Big trucks passing at speed are intimidating when you have spent two days riding through areas so remote that many hours pass without seeing any vehicles or even people. We rode down the tar keeping an eye out for the rumbling monsters that lumbered passed at regular intervals. As they drew close we slowed down and moved well clear of the road.

The turnoff toward Spekboomberg offered relief from the trucks. We progressed along this dirt track without incident until we had to make our way between the outbuildings and staff housing of a farm. I followed Casper down a road that quickly became a little scratchy. I called him to a stop and after a short consultation doubled back and found the right track that would take us to the entrance of the game reserve.

A sign on the reserve gate warned people entering the reserve to watch out for dangerous animals. I can attest from personal experience that suchlike animals do in fact exist in that reserve. I had an uncomfortable standoff a few years ago in the dead of night. I wasn't looking forward to a repeat performance. My anxiety levels served to keep any thought of sleep at bay. I breathed a sigh of relief when the exit gate closed behind me.

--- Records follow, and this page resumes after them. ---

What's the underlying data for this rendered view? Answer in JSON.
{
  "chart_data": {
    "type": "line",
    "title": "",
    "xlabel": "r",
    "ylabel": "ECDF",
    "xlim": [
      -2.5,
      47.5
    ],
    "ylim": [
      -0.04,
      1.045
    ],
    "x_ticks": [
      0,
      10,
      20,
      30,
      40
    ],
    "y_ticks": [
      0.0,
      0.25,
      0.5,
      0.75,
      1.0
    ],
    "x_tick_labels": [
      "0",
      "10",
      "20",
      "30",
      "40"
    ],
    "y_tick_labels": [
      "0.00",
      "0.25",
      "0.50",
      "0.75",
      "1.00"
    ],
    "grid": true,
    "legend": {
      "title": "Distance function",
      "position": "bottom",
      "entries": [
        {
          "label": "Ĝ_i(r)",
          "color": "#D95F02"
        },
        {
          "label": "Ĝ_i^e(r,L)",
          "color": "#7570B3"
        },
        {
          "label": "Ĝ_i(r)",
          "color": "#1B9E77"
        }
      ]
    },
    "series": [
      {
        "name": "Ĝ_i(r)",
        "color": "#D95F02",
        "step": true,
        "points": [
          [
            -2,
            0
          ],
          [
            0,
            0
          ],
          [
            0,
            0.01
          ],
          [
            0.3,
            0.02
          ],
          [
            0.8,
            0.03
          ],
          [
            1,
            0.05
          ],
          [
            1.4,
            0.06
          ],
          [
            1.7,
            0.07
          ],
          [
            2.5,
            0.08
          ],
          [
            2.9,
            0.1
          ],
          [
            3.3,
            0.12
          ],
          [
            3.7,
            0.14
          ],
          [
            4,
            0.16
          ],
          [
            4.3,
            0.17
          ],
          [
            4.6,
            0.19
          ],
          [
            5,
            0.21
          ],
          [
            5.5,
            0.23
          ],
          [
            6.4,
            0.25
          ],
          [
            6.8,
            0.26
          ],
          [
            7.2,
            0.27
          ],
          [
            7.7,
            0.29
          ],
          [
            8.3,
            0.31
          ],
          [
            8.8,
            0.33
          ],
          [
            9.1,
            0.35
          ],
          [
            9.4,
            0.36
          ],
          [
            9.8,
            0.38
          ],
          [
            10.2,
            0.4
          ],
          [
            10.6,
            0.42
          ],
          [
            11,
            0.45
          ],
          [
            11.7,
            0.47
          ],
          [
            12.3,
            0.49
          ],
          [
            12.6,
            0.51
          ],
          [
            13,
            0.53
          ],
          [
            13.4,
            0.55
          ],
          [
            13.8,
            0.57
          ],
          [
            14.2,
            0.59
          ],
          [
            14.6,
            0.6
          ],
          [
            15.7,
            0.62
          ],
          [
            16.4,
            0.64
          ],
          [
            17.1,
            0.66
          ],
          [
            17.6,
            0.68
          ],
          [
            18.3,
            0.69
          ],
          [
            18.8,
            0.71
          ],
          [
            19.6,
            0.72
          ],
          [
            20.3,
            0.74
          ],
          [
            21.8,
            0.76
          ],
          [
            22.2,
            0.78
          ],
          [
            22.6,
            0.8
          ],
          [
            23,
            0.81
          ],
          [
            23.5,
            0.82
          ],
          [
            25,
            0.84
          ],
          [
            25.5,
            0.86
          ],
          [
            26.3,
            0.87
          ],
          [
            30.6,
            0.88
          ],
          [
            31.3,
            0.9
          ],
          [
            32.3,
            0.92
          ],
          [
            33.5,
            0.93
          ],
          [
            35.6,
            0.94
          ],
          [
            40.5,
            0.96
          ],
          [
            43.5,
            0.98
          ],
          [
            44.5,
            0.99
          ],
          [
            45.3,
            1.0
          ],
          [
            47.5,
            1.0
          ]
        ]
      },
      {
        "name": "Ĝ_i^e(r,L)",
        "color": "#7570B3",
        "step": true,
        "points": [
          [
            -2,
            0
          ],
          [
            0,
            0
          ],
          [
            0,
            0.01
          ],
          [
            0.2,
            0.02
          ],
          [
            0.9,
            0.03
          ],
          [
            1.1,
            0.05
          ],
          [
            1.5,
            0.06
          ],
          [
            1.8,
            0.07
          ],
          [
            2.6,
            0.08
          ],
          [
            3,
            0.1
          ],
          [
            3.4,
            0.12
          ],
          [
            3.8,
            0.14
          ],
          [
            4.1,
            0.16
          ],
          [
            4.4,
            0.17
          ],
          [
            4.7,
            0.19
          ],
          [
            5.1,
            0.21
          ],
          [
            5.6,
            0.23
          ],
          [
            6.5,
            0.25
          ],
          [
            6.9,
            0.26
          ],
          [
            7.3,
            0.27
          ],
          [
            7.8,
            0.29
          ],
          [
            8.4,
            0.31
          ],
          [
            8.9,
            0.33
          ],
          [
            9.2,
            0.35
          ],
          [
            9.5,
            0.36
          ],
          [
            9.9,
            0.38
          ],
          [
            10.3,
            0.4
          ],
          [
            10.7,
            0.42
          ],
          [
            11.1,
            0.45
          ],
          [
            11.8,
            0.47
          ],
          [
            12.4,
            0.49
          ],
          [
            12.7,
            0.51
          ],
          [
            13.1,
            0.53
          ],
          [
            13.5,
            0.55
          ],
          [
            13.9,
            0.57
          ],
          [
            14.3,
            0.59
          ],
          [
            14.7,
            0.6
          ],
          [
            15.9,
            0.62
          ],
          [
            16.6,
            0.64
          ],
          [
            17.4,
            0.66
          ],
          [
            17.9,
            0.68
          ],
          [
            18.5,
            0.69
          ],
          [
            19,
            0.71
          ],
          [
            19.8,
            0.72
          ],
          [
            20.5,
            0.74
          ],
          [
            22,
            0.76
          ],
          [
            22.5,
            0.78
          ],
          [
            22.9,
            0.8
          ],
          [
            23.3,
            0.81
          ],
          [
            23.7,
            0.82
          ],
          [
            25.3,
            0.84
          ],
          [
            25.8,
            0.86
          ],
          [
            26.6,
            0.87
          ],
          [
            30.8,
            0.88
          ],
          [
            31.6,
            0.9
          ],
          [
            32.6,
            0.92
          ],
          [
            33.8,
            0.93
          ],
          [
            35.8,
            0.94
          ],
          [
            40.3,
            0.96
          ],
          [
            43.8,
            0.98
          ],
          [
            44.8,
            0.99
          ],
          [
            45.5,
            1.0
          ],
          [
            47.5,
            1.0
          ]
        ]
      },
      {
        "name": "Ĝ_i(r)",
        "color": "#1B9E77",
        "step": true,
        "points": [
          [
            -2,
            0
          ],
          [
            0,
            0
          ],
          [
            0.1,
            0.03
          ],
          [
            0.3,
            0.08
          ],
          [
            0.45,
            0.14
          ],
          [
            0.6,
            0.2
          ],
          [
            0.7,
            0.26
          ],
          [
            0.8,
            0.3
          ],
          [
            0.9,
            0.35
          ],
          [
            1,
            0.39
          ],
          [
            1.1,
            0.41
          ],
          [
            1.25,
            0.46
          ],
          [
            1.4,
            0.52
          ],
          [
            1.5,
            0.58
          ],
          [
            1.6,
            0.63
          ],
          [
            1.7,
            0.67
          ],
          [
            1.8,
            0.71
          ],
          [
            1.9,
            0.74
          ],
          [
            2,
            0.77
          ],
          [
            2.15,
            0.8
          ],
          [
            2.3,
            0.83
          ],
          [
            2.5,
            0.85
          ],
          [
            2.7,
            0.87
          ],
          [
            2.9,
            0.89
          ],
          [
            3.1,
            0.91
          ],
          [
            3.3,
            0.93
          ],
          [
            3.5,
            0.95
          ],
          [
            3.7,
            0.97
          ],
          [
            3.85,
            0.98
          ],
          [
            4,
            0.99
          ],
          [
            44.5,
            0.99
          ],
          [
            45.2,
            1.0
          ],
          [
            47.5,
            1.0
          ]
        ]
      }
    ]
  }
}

Once through the reserve we had a short section of tar before the last dirt road that would take us to the new support station at Newlands farm. Five minutes short of the support station I started falling asleep. I tried walking a bit to stave off the sleep monsters but to no effect. You would think that you could force yourself to stay awake for just 5 minutes. After all, 5 minutes is nothing. In spite of trying to reason with myself I couldn't move forward. The power nap is the perfect solution for situations like that. But 5 minutes short of a support station - really! The only solution was to flip over and feed the monsters. I gave them a solid 5 minutes at the trough before we got back on our bikes and rode through to the house.

It was 00:50. The first thing we noticed was the array of bikes propped up against the back stoep. It seemed there was quite a contingent snuggled down for the night. The second noticeable event was meeting the support station host. I'm bad with names so I can't remember her name. What I do remember is the fast and friendly service we got. It was efficient and delivered with no fuss. In 15 minutes bottles and bodies were replenished and we were back out on the trail. Try pitching up at a strangers place in the city for 15 minutes the wrong side of midnight and see what the reception is like. The folk who man the support stations along the length of the Freedom Trail are cut from very special cloth.